At last she was fetched by an Australian provost who asked her what the weather had been like on her journey and led her down a further corridor and into the featureless courtroom.
She saw Ian first. He stood in apparently good health behind a wooden barrier to one side of the room. He wore a jacket but with no webbing belt. They must have given him braces for the day because his pants seemed to stay up without the indignity of his holding them. There were two officers seated at tables on the floor of the court and then—at the table set on a rostrum—sat three young-looking officers who were to be Kiernan’s judges. She had expected older men. But many of the older men had been winnowed out. The contrast between the judges’ smartness, as worn as their uniforms might be, and Ian, produced a peculiar dread in her. Her eyes fixed on them as she was sworn in by a military clerk of the court and told to sit. They—by contrast—still wrote casual notes and turned around in their chairs to mutter to each other.
Ian’s eyes lay calmly on her a second, and then he looked to his front as if he had earlier been ordered to. He had a young captain for his counsel—a man with the sort of moustache grown in the hope it will cause him to be taken seriously. His military prosecutor was a major and seemed the oldest man in court—though barely forty years. Could these men all be relied on to judge Ian in their own terms? That was the tortuous question. Were there unseen superiors they would attempt to gratify? And though this room in the
mairie
was bare and lacked the atmospherics of the stage, the members of the court could have with justice appeared in any court-martial drama in any theatre. It seemed a gratuitous matter that a man’s freedom should hang on a ritual like this, with the three immature priests and the acolytes putting on their amateur show.

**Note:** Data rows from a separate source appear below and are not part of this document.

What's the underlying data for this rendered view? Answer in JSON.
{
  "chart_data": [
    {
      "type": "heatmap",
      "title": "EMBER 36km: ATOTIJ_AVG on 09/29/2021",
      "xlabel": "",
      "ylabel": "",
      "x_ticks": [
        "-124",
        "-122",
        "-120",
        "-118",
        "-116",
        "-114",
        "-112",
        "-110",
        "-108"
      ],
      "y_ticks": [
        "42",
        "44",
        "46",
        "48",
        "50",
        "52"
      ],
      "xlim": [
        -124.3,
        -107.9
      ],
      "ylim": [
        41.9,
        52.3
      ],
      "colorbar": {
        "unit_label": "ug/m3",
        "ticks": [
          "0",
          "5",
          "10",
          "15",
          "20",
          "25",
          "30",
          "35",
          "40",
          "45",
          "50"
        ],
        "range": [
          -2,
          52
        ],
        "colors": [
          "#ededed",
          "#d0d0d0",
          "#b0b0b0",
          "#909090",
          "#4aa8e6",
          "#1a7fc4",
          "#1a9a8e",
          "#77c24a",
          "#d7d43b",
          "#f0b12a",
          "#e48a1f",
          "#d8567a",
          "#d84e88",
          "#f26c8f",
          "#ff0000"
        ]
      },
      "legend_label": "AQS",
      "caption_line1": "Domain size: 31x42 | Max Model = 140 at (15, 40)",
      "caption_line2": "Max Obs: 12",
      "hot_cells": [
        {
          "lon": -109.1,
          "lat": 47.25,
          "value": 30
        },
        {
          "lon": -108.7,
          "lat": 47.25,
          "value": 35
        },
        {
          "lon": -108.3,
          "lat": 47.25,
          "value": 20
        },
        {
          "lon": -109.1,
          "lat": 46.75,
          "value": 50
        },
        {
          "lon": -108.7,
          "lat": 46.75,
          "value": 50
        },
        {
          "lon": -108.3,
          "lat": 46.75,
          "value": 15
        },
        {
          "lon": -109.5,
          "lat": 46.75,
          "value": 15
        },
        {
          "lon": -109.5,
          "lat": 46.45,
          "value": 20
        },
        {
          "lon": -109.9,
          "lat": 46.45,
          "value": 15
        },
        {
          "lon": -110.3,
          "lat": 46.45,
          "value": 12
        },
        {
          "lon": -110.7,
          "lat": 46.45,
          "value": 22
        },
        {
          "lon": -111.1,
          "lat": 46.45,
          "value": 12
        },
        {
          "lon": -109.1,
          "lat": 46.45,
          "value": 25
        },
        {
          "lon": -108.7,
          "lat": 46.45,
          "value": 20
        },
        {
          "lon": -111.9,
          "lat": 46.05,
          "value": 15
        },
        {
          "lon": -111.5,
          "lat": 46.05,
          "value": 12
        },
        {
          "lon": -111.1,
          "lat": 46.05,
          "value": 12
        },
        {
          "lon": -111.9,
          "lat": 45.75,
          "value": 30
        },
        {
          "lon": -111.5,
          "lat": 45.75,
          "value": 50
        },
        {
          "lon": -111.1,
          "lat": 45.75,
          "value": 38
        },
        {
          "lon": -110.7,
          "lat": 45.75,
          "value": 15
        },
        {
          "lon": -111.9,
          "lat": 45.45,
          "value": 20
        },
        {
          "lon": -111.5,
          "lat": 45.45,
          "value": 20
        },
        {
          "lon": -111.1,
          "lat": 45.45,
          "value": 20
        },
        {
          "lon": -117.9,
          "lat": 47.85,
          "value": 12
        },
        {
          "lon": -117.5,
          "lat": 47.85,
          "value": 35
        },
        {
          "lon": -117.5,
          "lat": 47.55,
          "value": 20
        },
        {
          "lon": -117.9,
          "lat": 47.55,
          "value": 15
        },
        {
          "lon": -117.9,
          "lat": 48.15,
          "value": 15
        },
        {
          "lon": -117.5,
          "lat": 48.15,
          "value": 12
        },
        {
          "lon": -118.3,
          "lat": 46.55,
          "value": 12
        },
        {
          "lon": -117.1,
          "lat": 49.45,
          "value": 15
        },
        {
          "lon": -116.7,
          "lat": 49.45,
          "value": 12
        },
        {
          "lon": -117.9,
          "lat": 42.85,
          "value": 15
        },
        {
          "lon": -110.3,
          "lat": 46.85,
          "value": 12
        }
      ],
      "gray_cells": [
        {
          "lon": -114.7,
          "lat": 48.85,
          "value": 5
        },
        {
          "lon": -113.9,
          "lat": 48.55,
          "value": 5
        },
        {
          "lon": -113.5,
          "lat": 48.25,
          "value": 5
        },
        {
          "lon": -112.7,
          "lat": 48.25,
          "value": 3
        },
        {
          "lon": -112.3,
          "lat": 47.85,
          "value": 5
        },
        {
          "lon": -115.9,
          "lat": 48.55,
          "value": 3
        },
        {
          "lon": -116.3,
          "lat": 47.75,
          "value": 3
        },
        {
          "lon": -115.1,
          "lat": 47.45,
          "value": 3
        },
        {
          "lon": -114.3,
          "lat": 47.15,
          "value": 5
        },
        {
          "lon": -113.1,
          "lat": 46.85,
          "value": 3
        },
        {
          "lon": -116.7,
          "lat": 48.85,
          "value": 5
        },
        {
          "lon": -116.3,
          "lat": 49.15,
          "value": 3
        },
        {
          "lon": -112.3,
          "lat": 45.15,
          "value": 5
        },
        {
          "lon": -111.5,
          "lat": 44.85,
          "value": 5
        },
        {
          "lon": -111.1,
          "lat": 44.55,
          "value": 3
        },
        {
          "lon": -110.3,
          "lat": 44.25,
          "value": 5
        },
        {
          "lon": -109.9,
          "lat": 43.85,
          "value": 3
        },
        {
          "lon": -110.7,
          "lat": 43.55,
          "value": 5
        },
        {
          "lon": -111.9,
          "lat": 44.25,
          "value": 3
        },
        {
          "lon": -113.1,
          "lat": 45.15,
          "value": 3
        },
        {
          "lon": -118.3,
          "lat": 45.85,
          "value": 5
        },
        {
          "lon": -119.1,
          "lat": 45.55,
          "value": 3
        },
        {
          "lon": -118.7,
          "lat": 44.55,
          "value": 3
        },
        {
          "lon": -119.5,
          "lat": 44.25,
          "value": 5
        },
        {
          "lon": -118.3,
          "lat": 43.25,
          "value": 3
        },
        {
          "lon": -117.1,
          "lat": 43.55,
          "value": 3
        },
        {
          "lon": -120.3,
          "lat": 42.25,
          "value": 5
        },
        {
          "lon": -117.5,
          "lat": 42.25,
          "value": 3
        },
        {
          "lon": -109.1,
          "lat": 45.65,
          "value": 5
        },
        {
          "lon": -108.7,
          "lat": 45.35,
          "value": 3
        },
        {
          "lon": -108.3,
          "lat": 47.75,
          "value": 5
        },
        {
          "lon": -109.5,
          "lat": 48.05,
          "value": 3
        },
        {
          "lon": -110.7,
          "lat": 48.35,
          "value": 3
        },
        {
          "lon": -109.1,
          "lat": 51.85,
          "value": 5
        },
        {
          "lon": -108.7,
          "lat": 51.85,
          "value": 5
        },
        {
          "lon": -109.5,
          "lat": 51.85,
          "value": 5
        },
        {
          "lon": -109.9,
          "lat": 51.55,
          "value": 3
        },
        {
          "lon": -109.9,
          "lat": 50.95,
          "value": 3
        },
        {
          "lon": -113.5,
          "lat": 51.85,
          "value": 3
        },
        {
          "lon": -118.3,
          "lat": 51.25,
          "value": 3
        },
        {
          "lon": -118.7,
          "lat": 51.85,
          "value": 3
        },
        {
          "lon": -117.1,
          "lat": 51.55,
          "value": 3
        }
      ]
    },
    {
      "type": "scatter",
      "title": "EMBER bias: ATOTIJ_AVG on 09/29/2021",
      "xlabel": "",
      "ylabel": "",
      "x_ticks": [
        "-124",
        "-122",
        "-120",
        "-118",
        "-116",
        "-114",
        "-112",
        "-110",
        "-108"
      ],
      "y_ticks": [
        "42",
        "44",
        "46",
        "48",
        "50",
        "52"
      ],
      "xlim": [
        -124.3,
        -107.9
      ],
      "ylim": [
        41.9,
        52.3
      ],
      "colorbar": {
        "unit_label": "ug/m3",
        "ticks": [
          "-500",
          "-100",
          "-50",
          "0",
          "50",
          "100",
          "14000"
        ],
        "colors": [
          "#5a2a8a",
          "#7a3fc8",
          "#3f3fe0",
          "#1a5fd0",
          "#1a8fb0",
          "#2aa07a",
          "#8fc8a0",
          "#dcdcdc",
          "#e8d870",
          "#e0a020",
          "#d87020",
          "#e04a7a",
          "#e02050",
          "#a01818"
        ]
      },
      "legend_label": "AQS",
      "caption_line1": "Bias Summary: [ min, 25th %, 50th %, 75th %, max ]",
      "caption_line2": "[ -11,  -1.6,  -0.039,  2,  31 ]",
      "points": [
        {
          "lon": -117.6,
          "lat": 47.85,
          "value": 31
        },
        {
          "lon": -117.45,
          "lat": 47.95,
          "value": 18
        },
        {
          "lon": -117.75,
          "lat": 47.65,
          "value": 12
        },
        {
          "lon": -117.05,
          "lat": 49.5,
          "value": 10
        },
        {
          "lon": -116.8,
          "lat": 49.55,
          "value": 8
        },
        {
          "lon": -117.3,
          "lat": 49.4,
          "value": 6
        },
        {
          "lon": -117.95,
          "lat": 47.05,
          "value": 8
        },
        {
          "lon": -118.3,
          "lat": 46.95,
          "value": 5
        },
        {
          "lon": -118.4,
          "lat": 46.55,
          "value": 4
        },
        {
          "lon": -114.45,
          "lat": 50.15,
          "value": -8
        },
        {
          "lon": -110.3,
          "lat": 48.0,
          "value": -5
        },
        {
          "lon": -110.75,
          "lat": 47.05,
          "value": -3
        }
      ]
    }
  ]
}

She was asked to stand in front of the table behind which stood Ian. During swearing-in and all the rest she could not see him. The prosecuting major asked her to outline her own military and individual reasons for having presented herself. Did she know the accused, when had she first met him, under what name did she know him, and in
what subsequent circumstances did they meet? He asked automatically and seemed to have no idea how crucial all these matters were. There was a different order of urgency in her answers.